Article 68.e) of the Workers’ Statute grants workers’ representatives a credit of paid monthly hours to exercise their representation functions, in accordance with the following scale, which may be improved by applicable collective agreement:
- Up to 100 employees, 15 hours.
- From 101 to 250 employees, 20 hours.
- From 251 to 500 employees, 30 hours.
- From 501 to 750 employees, 35 hours.
- From 751 employees onwards, 40 hours.
Representatives can use this credit to, for example, answer staff queries, prepare and attend meetings with the company, participate in negotiation committees, carry out information and consultation tasks, or receive training related to their representative activity, among many other activities.

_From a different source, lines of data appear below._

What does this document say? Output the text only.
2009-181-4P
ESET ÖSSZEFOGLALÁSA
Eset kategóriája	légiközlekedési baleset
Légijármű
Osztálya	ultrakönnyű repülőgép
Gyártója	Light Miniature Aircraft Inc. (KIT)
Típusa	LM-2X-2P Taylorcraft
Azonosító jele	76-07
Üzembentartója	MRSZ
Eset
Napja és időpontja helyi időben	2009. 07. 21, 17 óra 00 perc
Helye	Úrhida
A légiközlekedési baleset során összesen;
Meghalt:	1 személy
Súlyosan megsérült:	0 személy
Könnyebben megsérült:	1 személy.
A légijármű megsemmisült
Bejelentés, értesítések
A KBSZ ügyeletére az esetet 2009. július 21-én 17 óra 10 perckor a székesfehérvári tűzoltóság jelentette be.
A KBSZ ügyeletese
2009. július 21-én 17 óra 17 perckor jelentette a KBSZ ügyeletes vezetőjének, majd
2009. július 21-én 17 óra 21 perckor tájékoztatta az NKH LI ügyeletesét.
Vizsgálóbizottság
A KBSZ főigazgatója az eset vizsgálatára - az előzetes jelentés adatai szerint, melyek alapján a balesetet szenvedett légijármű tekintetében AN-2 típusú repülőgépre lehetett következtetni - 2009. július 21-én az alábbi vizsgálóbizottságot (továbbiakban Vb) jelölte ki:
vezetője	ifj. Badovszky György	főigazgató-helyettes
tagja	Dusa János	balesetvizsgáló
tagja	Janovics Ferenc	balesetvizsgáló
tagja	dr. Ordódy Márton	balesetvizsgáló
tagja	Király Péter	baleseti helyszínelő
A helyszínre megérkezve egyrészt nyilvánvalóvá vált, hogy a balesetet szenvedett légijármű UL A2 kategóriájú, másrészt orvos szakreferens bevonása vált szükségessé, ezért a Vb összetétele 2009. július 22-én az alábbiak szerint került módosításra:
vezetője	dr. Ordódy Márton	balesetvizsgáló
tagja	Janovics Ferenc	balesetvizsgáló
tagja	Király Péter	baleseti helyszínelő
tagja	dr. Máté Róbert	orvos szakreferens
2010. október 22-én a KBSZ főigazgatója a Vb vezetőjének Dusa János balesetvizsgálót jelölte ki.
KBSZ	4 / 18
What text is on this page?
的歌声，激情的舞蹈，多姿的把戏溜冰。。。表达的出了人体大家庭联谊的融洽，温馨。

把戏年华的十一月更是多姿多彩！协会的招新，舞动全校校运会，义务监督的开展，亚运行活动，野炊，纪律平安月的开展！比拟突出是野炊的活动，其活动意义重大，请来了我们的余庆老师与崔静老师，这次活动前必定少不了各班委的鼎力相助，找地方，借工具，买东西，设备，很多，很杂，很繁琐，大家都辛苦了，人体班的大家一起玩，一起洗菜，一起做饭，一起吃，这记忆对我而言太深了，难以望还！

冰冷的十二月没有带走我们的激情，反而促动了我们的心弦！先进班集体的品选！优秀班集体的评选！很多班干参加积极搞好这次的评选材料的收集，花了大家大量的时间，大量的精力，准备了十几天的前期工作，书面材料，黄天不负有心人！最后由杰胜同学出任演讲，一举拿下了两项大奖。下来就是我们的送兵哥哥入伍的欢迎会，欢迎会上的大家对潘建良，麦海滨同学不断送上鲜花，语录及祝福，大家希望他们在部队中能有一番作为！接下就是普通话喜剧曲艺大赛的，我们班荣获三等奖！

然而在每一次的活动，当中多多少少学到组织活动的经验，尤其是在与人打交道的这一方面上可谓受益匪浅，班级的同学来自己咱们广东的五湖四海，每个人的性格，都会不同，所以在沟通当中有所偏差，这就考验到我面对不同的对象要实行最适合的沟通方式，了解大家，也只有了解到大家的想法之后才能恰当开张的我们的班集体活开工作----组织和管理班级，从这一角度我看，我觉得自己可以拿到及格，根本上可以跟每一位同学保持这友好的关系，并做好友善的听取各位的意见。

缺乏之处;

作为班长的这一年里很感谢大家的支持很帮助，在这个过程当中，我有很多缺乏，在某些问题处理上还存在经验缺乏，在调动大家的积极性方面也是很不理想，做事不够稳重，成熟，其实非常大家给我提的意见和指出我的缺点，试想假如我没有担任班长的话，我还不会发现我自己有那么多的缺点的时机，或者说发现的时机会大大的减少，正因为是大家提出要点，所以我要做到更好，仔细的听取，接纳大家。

These hours have the nature of a paid leave to satisfy collective needs, rather than individual needs, in accordance with the provisions of article 37.3.e) of the Workers’ Statute (“to carry out trade union or staff representation functions”). For this reason, it has traditionally been required to give prior notice and justification for its use, although the interpretation of its scope has been flexible so as not to infringe on the right to freedom of association of the representative who utilizes it.
However, in accordance with the latest doctrine of the Supreme Court (judgments of 11 June 2024 and 18 September 2025), it does not infringe such freedom of association if the company asks the workers’ representative requesting the use of the trade union credit to indicate the task or work to be carried out in a generic manner (for example, assembly, meeting, training, congress, etc.), without demanding full proof of the specific activities carried out during the hours used.
The Supreme Court understands that it is a valid requirement for all cases of leave, including others that also involve the exercise of rights (or duties) of constitutional scope, and even so they must be justified, which is why it is also applicable to trade union credit.
The Court clarifies that a justification that is limited to stating that the trade union credit is “for the exercise of the functions as a staff delegate under the protection of the right to freedom of association” is not sufficient, since it only reiterates the content of the right that is already recognized in the Workers’ Statute. And it highlights in its 2025 ruling that requiring a justification could entail an interference in the right to freedom of association if it were “rigorous and exhaustive use of the trade union time credit that, in some way, curtailed the freedom of the trade union when exercising its trade union functions”.
Likewise, in the case analyzed in 2024 for its doctrinal unification, the Court endorses the possibility that the company stops paying the salary for the time that the representative does not justify in the generic way required, “although without adopting sanctioning measures or preventing its enjoyment”.
Therefore, although we are dealing with a right and guarantee of workers’ representatives, based on the latest interpretation of the Supreme Court, the generic justification of its use, in the terms indicated, acquires a relevant role.